The Ajanla field is a deepwater turbidite field located offshore Nigeria. PLT data acquired across two turbidite "A" and "B" reservoirs in the Ajanla-P well before production commenced in the field demonstrated flow potential of the reservoirs at a proportion of 85% | 15% and 100% | 0% drainage contribution at flowrates of 12,000 bbls/day and 5,000 bbls/day respectively.
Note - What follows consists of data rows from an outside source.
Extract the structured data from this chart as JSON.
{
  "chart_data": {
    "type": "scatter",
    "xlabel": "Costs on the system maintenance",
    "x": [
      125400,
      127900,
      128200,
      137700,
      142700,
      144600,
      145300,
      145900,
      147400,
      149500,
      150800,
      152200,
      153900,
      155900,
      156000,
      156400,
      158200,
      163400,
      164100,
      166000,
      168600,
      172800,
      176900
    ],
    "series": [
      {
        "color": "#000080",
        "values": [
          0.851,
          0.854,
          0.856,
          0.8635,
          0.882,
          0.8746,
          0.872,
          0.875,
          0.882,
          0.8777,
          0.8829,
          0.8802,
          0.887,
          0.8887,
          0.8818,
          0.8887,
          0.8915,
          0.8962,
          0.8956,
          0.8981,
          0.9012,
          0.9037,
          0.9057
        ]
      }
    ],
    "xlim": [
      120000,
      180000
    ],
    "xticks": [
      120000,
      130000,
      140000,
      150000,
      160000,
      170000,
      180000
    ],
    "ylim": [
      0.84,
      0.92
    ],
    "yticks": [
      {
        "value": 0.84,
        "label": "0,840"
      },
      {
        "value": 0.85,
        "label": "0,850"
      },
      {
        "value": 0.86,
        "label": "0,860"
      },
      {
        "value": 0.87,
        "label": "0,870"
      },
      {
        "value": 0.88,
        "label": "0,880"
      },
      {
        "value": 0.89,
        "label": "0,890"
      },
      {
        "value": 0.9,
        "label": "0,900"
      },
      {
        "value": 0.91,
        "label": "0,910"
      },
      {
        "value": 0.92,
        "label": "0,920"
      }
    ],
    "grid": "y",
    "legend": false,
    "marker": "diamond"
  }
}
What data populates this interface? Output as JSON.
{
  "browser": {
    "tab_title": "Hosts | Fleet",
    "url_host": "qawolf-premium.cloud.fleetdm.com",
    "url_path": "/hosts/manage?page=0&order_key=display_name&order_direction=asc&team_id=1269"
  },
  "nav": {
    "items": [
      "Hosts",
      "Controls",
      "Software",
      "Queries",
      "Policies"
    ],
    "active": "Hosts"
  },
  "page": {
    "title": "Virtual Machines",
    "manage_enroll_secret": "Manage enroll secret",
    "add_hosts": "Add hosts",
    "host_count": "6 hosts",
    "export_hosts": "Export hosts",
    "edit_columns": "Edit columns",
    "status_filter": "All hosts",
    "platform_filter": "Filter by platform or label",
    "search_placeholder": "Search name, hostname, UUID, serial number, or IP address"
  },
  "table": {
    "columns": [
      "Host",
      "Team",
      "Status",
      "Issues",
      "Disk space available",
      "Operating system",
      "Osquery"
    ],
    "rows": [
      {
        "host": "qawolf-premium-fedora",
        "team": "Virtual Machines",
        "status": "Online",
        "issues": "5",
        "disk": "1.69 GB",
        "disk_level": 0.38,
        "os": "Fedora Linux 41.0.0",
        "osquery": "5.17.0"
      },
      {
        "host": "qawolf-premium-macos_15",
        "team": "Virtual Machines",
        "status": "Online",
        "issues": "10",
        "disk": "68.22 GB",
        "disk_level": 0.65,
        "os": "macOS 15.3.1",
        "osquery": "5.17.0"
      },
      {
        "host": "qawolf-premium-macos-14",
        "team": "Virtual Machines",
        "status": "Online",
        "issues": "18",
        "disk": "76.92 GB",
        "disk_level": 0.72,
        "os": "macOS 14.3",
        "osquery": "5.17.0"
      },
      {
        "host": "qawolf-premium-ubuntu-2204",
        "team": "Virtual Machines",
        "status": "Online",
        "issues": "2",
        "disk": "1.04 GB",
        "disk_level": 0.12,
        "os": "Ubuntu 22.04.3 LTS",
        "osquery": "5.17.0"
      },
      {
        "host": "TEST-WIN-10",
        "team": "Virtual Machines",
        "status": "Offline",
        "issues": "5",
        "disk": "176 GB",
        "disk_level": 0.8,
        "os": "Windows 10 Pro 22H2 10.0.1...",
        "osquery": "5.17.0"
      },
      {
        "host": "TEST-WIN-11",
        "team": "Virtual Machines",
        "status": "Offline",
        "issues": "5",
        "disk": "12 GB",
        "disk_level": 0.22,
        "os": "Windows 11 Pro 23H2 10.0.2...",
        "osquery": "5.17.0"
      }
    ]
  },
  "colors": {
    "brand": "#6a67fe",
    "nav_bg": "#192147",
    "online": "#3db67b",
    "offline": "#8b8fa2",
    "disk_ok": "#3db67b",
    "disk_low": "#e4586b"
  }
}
New infill drilling results and 4D seismic data acquired several years after production commenced have provided significant insight in the sweep pattern in the reservoirs. The 4D seismic data has indicated strongly channelized sweep in reservoir "A" but negligible pressureand saturation changes in reservoir "B". This interpretation was further verified by the results of the in-fill wells which showed low remaining hydrocarbon saturations in "A" but near virgin saturations in "B" after five years of commingled production from both reservoirs through Ajanla-P. This paper investigates the interplay of several factors such as well completions integrity and water injection constraints critical to effective development of turbidite reservoirs and also discusses how the various data sources were integrated to improve understanding of the dynamics between reservoirs "A" and "B" and their possible impact on the future development of the reservoirs.